Intrepid’s move suggests at least some companies are betting that collaboration, even with competitors, delivers better outcomes than secrecy. The Pledge network will test whether that model scales beyond early adopters to become standard practice.
For now, the immediate effect is concrete: Intrepid’s incident data, safety protocols, and lessons from 120 countries will feed into a collective resource designed to prevent harm before it occurs. The Foundation gains access to intelligence from one of adventure travel’s most established networks. Other Pledge partners gain insights from destinations they may not operate in.
And travellers—if the model works—gain the benefit of safety systems informed by evidence spanning millions of trips, rather than any single operator’s experience.

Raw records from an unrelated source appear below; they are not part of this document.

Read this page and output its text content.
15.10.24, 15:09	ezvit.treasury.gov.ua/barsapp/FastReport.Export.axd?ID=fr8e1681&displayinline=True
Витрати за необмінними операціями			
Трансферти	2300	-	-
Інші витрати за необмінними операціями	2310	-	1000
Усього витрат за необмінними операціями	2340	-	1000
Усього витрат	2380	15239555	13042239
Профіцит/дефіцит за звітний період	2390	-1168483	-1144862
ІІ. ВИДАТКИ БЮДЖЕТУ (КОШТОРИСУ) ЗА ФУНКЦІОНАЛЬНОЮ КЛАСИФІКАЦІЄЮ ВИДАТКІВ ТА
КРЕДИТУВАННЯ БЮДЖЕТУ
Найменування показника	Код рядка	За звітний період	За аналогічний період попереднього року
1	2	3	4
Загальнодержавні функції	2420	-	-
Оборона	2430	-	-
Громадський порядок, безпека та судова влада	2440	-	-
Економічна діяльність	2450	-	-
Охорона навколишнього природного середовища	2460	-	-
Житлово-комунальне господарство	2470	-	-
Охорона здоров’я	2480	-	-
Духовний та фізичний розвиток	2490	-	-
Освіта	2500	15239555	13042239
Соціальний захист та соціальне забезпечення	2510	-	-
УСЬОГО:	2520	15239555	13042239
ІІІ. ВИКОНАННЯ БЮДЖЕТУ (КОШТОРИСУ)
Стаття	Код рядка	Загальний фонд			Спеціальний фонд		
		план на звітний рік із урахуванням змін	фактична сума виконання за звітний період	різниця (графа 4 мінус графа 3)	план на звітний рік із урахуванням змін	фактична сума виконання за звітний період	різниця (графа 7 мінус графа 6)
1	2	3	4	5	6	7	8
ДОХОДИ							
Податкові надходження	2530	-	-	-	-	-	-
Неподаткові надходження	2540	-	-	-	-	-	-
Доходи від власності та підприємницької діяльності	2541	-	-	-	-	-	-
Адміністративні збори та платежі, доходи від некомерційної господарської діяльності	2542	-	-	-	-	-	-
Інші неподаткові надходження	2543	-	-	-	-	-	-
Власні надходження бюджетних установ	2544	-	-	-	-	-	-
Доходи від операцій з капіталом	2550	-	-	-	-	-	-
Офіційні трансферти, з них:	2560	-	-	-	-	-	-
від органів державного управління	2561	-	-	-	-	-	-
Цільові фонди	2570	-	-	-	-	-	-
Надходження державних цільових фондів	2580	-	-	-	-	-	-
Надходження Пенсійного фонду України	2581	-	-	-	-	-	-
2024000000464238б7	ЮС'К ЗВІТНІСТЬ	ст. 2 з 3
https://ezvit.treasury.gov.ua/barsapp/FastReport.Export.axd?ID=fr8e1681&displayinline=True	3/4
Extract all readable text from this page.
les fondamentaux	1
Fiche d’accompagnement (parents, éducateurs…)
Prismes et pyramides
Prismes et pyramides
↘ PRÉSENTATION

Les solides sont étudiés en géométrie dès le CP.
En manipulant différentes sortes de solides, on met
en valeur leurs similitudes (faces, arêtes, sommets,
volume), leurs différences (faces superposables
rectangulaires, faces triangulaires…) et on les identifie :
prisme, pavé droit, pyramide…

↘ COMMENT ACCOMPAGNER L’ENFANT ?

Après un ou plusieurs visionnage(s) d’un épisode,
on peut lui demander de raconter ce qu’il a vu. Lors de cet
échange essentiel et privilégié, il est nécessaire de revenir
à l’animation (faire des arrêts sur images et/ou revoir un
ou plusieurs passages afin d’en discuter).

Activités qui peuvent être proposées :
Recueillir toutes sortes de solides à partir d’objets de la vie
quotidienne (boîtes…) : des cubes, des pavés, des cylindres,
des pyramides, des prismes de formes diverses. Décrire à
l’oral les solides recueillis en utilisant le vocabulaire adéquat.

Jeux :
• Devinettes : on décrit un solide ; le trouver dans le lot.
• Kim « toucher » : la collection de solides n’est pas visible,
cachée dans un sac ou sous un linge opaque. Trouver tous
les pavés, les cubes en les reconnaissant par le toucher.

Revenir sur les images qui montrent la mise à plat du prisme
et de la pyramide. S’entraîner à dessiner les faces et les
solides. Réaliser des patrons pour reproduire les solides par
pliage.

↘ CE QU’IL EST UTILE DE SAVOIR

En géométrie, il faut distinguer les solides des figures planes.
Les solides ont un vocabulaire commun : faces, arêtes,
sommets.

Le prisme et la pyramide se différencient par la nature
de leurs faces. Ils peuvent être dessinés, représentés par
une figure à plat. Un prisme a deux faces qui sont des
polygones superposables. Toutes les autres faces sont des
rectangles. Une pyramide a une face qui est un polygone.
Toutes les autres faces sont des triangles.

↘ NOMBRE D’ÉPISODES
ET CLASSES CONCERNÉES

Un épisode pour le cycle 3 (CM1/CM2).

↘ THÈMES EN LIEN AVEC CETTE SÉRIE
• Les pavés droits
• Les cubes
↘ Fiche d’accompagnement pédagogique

The climate-safety dimension adds urgency. As environmental conditions become less predictable, the need for shared intelligence intensifies. Individual operators can observe changes in their own destinations. A collaborative network can identify patterns across regions and anticipate emerging risks.
Atkinson’s reference to Intrepid’s work on climate-safety links suggests this will become a focus area for the partnership. Given the company’s B Corp credentials and public commitment to sustainability, it’s a logical fit.
What’s less certain is how quickly the rest of the industry will embrace similar transparency. The 75% customer preference figure creates a commercial incentive. But translating that into action requires operators to prioritise long-term collective benefit over short-term competitive advantage.
Intrepid’s decision makes that trade-off visible. Whether it becomes a turning point or an outlier will depend on what happens next—and whether other major operators conclude that shared safety intelligence serves their interests better than proprietary secrecy.